Sicherheit am Klettersteig: Das musst du beachten!
Sicher am Berg

Sicherheit am Klettersteig: Das musst du beachten!

Auf Klettersteigen ist man durch das Stahlseil gesichert - also kann nichts passieren? Ein Irrglaube! Mit diesen 12 Tipps bist du sicher auf den Via Ferrate unterwegs.

 
Am Klettersteig muss mehr beachtet werden, als nur zwei Karabiner am Stahlseil einzuhängen. © Adobe Stock / lavizzara
Am Klettersteig muss mehr beachtet werden, als nur zwei Karabiner am Stahlseil einzuhängen.
Von den einen werden sie überschätzt, von anderen unterschätzt: Klettersteige sind keine Wanderungen mehr, aber auch keine »richtigen« Klettertouren. Was es für Gefahren auf den Vie ferrate gibt und wie man ihnen am besten aus dem Weg geht, erklären wir hier.
 

1. Vor dem Klettersteig: Tourenplanung

Was hilft, ist das Risiko-Management-Konzept. Anhand der ehrlichen eigenen Einschätzung als Anfänger, Könner oder Experte hast du einen klar umrissenen, kleinen oder eben weiter gefassten, großen Handlungsspielraum. Um eine kompetente Entscheidung zu treffen, musst du dich natürlich an die vorgegebenen Regeln halten, mein Fachwissen, meine Intuition und ein gewisses Maß an Distanz zum eigenen Tun einbringen.


Bevor es überhaupt losgeht, muss die Tour gut geplant werden. Foto: Adobe Stock / VRD
 

2. Regeln und Fachwissen zur Via Ferrata

Zur Auswahl des richtigen Klettersteigs stellt sich die Frage nach der objektiven Schwierigkeit des Steigs. Um diese zu beantworten, gibt es eine grobe Einordnung des Anspruchsniveaus, das in der Literatur einheitlich ist: Es reicht von "wenig schwierig" (A) bis hin zu "extrem schwierig" (F).

Natürlich ist diese Bewertung auch abhängig von den äußeren Einflüssen. So kann zum Beispiel bei Neuschneee ein einfacher Steig wesentlich schwieriger sein.

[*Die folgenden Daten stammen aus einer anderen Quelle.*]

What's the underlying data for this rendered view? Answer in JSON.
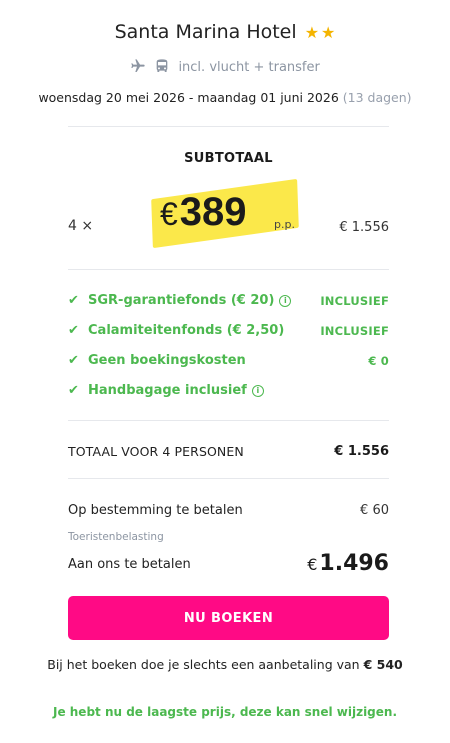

Auch sollte man überprüfen, ob man unterwegs ausqueren kann, oder nur die Möglichkeit des Umkehrens besteht. Aber nicht nur Jahreszeit und geographische Bedingungen sollten beider Auswahl eine Rolle spielen. Mindestens genauso wichtig ist neben dem technischen auch der konditionelle Anspruch des geplanten Steiges.
 

3. Tourenplanung verifizieren

Haben wir uns bei der Tourenauswahl am Schreibtisch über die technischen, physischen und psychischen Anforderungen eines Klettersteigs richtig informiert und entsprechen diese auch meinen Fähigkeiten und meinem Können und natürlich auch dem aller Gruppenmitglieder (vor allem dem der schwächsten!), solltest du diese Einschätzung vor Ort verifizieren.

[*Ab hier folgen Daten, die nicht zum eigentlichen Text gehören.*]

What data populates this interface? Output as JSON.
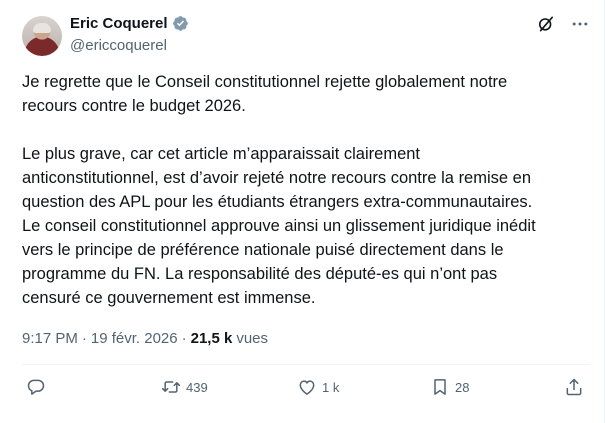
{
  "author": {
    "display_name": "Eric Coquerel",
    "handle": "@ericcoquerel"
  },
  "icons": {
    "verified": "verified-badge-icon",
    "grok": "grok-icon",
    "more": "more-options-icon",
    "reply": "reply-icon",
    "retweet": "retweet-icon",
    "like": "like-icon",
    "bookmark": "bookmark-icon",
    "share": "share-icon"
  },
  "colors": {
    "text": "#0f1419",
    "secondary": "#536471",
    "verified": "#829aab"
  },
  "tweet": {
    "text": "Je regrette que le Conseil constitutionnel rejette globalement notre\nrecours contre le budget 2026.\n\nLe plus grave, car cet article m’apparaissait clairement\nanticonstitutionnel, est d’avoir rejeté notre recours contre la remise en\nquestion  des APL pour les étudiants étrangers extra-communautaires.\nLe conseil constitutionnel approuve ainsi un glissement juridique inédit\nvers le principe de préférence nationale puisé directement dans le\nprogramme du FN. La responsabilité des député-es qui n’ont pas\ncensuré ce gouvernement est immense.",
    "time": "9:17 PM",
    "separator": "·",
    "date": "19 févr. 2026",
    "views_count": "21,5 k",
    "views_label": "vues"
  },
  "stats": {
    "replies": "",
    "retweets": "439",
    "likes": "1 k",
    "bookmarks": "28"
  }
}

Bei einer Risikogemeinschaft - also ohne "echten" Führer - ist es wichtig und im Sinne der eigenen Verantwortung, sich eine Fremdeinschätzung des persönlichen Könnens einzuholen. Diese sollte man dann mit seiner Selbsteinschätzung abgleichen. Das können Freunde und Bekannte durch einen Vergleich mit früheren Touren leisten.

Der Hüttenwirt, Bergschulen vor Ort oder andere Klettersteiggeher können Auskunft über die aktuellen Verhältnisse am geplanten Klettersteig geben. Zusätzlich gilt es, die Wetterentwicklung vor Ort mit der Vorhersage abzugleichen. Erst wenn jetzt nichts mehr gegen einen Aufbruch spricht, kann ich mich auf den Weg machen. Denn eines ist auf Klettersteigen klar: Es gibt unterwegs nur zwei Optionen – hinauf oder hinunter. Ein Ausweichen oder Rasten ist nur in den seltensten Fällen möglich.

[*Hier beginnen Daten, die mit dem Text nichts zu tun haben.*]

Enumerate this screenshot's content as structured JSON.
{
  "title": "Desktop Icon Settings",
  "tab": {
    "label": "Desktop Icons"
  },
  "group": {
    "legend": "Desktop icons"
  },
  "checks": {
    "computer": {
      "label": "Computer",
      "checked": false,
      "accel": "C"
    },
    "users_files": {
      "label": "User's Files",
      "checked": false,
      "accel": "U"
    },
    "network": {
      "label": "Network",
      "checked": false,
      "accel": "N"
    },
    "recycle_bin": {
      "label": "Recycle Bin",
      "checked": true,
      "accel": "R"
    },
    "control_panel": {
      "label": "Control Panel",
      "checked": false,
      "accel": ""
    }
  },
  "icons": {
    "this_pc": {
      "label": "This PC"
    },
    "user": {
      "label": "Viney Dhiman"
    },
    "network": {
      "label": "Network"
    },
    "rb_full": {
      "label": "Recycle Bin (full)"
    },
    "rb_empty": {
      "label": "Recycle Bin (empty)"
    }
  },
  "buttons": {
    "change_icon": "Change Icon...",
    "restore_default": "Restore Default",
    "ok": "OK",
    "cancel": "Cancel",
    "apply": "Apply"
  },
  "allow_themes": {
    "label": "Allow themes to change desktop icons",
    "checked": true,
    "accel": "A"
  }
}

Stimmen noch alle Infos? Manchmal wird ein Klettersteig absichtlich schwerer gemacht, wie zum Beispiel der Mahdlgupf-Klettersteig. Foto: Adobe Stock / Birgit Korber
 

4. Klettersteig-Niveau langsam steigern

Wie bei allen Sportarten empfiehlt es sich auch auf Klettersteigen, das Niveau langsam zu steigern. Indem man sich schrittweise vom einfachen in schwierigeres Gelände vorwagt, sammelt man Klettersteig-Erfahrung. Denn die Ausgesetztheit und Höhe anspruchsvollerer Eisenwege kann man wie beim Klettern trainieren.

Wer nach einer langen Pause gleich zu "steil" loslegt, begibt sich vielleicht in eine unangenehme und schließlich gefährliche Situation. Natürlich ist ein gewisses Angstgefühl bei größerer Exponiertheit völlig normal. In wem aber die Angst aufsteigt, bis er völlig paralysiert, handlungsunfähig und panisch ist, hat nicht nur in der Tourenauswahl, sondern auch in der Selbsteinschätzung und -beobachtung versagt.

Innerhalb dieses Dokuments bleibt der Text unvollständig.